A Crimson Fez
By LIZ HAGER
I’ve had my fez for 15 years. I’d like to claim I purchased it in a souk in Istanbul or Casablanca, but the truth is I got it right here in SF in a long-gone dusty little store on Polk St. I’ve never actually worn the hat outside the house. It’s too small for my head. Far from making an elegant fashion statement, it just looks dopey perched atop my crown. Even so, my fez is worn around the edges and a bit faded. More annoying, no matter how well I clean it, there always seems to be a thin layer of dust impressed into its felt-like surface. But to part with my fez would be unthinkable.

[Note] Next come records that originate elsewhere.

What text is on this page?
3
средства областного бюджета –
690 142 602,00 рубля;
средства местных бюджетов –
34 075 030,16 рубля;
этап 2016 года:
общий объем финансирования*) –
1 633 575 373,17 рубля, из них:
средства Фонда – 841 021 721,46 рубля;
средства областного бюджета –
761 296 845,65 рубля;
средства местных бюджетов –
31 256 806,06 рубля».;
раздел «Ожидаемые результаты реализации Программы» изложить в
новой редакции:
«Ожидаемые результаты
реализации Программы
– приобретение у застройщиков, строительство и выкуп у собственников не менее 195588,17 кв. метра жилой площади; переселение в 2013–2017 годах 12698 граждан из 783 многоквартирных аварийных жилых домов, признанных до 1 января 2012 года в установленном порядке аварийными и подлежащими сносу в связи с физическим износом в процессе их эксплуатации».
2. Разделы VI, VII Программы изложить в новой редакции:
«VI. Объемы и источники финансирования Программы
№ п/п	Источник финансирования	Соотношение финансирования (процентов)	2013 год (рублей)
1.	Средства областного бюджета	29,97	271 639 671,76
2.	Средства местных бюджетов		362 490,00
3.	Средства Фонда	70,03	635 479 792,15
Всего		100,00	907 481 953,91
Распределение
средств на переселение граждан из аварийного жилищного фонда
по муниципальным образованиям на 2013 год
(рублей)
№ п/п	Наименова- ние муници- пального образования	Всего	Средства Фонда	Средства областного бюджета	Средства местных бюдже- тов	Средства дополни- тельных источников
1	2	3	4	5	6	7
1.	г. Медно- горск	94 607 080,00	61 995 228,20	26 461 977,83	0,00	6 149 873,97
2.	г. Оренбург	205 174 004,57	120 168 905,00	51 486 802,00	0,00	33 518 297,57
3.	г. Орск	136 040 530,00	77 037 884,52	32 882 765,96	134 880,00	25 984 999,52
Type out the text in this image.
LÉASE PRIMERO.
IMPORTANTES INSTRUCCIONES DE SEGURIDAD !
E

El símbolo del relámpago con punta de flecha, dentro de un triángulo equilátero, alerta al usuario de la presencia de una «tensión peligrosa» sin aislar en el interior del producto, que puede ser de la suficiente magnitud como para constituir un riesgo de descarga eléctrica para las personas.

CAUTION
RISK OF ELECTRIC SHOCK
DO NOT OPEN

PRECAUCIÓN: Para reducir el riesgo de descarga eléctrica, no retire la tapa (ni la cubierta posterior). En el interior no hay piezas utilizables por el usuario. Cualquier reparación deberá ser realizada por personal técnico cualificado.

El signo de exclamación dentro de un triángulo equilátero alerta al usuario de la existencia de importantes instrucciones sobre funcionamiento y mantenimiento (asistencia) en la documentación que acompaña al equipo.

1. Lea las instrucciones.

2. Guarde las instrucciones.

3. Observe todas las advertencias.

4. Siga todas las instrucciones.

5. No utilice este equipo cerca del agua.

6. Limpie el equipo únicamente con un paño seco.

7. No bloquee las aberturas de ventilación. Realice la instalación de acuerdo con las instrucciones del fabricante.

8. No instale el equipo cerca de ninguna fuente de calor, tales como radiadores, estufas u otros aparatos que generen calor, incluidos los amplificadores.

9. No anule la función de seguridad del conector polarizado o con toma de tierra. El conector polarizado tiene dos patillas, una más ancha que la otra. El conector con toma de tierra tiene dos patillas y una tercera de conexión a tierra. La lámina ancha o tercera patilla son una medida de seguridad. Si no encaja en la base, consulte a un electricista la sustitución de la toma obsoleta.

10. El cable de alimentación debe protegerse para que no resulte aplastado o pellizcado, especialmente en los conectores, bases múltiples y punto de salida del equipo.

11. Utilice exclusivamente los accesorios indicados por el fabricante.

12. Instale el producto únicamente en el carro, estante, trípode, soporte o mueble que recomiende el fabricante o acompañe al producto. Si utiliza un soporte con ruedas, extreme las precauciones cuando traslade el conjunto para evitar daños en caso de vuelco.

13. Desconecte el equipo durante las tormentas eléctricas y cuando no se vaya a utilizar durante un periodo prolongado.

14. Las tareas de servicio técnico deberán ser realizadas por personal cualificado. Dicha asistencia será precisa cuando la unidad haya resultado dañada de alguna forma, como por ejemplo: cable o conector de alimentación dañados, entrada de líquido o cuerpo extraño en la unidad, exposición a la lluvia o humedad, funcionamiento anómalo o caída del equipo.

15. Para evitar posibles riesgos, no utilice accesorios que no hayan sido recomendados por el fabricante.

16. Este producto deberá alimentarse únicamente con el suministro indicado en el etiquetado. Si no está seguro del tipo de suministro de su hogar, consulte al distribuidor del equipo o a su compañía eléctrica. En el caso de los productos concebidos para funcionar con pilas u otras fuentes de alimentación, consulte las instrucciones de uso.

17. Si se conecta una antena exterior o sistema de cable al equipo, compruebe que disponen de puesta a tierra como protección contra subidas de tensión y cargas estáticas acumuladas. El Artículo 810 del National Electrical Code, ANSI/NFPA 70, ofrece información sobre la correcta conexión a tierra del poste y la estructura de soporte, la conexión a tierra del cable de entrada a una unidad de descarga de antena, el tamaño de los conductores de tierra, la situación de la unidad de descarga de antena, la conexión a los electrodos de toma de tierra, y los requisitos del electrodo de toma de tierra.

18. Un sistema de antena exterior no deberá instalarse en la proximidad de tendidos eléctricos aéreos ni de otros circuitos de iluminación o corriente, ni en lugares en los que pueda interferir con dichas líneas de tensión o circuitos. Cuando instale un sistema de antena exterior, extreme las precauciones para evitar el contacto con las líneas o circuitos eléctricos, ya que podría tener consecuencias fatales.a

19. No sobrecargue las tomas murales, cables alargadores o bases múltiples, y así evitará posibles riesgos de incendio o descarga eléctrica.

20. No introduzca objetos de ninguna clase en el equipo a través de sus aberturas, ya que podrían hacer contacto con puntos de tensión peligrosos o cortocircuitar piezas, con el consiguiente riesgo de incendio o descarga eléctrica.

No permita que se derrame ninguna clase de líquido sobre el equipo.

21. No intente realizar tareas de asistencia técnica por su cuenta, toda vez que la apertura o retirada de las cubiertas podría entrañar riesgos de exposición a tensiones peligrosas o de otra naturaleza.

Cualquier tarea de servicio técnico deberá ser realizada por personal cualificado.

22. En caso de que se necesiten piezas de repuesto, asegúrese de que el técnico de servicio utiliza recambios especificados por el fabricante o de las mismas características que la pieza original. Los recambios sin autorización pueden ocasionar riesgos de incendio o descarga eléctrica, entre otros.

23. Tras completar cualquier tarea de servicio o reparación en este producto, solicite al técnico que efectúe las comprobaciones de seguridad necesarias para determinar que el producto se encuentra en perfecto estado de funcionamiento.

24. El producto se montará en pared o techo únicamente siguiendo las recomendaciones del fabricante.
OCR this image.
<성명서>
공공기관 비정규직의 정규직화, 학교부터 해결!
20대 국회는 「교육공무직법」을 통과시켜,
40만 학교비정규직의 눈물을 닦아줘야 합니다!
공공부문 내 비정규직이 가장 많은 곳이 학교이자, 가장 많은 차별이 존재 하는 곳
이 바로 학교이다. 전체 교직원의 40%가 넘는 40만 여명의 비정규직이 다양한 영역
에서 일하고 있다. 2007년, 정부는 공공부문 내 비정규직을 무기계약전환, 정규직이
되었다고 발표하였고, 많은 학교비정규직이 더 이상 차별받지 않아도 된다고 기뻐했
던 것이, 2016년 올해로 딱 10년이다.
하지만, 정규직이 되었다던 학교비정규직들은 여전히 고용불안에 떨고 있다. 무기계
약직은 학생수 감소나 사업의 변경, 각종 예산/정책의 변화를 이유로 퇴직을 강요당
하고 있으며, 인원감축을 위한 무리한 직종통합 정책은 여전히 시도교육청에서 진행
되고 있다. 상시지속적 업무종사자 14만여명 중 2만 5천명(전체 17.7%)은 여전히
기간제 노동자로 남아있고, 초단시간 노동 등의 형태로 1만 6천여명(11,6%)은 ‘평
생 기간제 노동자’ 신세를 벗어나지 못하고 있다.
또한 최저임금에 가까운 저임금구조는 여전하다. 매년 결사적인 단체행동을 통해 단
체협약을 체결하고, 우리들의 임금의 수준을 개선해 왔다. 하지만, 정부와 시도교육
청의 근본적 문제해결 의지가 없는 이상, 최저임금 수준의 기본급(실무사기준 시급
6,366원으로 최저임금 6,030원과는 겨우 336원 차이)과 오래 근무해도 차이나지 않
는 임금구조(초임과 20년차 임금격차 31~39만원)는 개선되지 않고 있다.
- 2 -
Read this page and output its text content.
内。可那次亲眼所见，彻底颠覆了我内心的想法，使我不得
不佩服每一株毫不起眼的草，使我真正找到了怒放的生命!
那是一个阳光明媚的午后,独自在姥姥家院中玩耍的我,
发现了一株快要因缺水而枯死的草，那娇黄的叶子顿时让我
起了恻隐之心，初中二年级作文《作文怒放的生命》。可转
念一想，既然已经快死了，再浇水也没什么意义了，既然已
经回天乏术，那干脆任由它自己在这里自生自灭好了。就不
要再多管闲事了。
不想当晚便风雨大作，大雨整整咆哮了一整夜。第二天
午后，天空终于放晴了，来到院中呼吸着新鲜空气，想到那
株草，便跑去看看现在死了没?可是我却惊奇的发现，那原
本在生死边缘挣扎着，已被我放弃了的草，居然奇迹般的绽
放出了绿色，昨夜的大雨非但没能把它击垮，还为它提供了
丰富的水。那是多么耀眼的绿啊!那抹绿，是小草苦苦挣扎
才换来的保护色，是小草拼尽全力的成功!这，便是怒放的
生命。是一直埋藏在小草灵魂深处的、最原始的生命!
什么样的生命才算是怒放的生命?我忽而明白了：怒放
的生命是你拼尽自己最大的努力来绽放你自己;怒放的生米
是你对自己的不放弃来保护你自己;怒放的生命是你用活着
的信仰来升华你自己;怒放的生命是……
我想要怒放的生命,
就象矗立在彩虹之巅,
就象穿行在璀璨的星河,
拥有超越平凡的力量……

It must have been that luscious crimson that first spoke to the colorist in me. Some sources will tell you that the distinctive red hue was derived originally from the dye produced from the bright red berries of the Turkish kızılcık tree (Cornus Mas), a relative of the common American dogwood. Others will say the dyes were first made in Fez. Many other ethnic groups sported their own version of the fez. How did the eponymous hat come to be associated predominantly with the Ottoman Turks?
Wikipedia reports that the conical shape is of ancient Greek origin and that the Turkic tribes adopted the hat after they conquered Greek Anatolia. I like the more poetic explanation from a guide and imam in Fez. He claimed that 19th c. Ottoman Turks came to Fez seeking education, as it was a renowned center of learning in the Muslim world. They took the hats back with them, and fellow Turks began referring to them as fezzes.
This we do know: in 1826, as part of sweeping reforms, Ottoman sultan Mahmud II, abolished the elaborate turban headdress in favor of the simple fez. Some historical pundits have suggested that it was because this brimless conical hat was less cumbersome in the bowing motion of daily prayers. The correct action of genuflection with a fez on has eluded me—I did not have to tilt my head very far for the hat to fall right off.
In 1925, Mestafa Kemal Attatürk, who led Turkey into the modern age, outlawed the fez, considering it a too-ethnic symbol of Turkey’s “backwards” past, an object of ridicule by the citizens of more modern nations. Punishment for defying the edict was severe and the fez went underground.
There are still a few fez holdouts in the world—Indonesians and Shriners, for example. But then again the hat as a item of daily costume for men has largely disappeared throughout the “modern” world. Too bad, I say.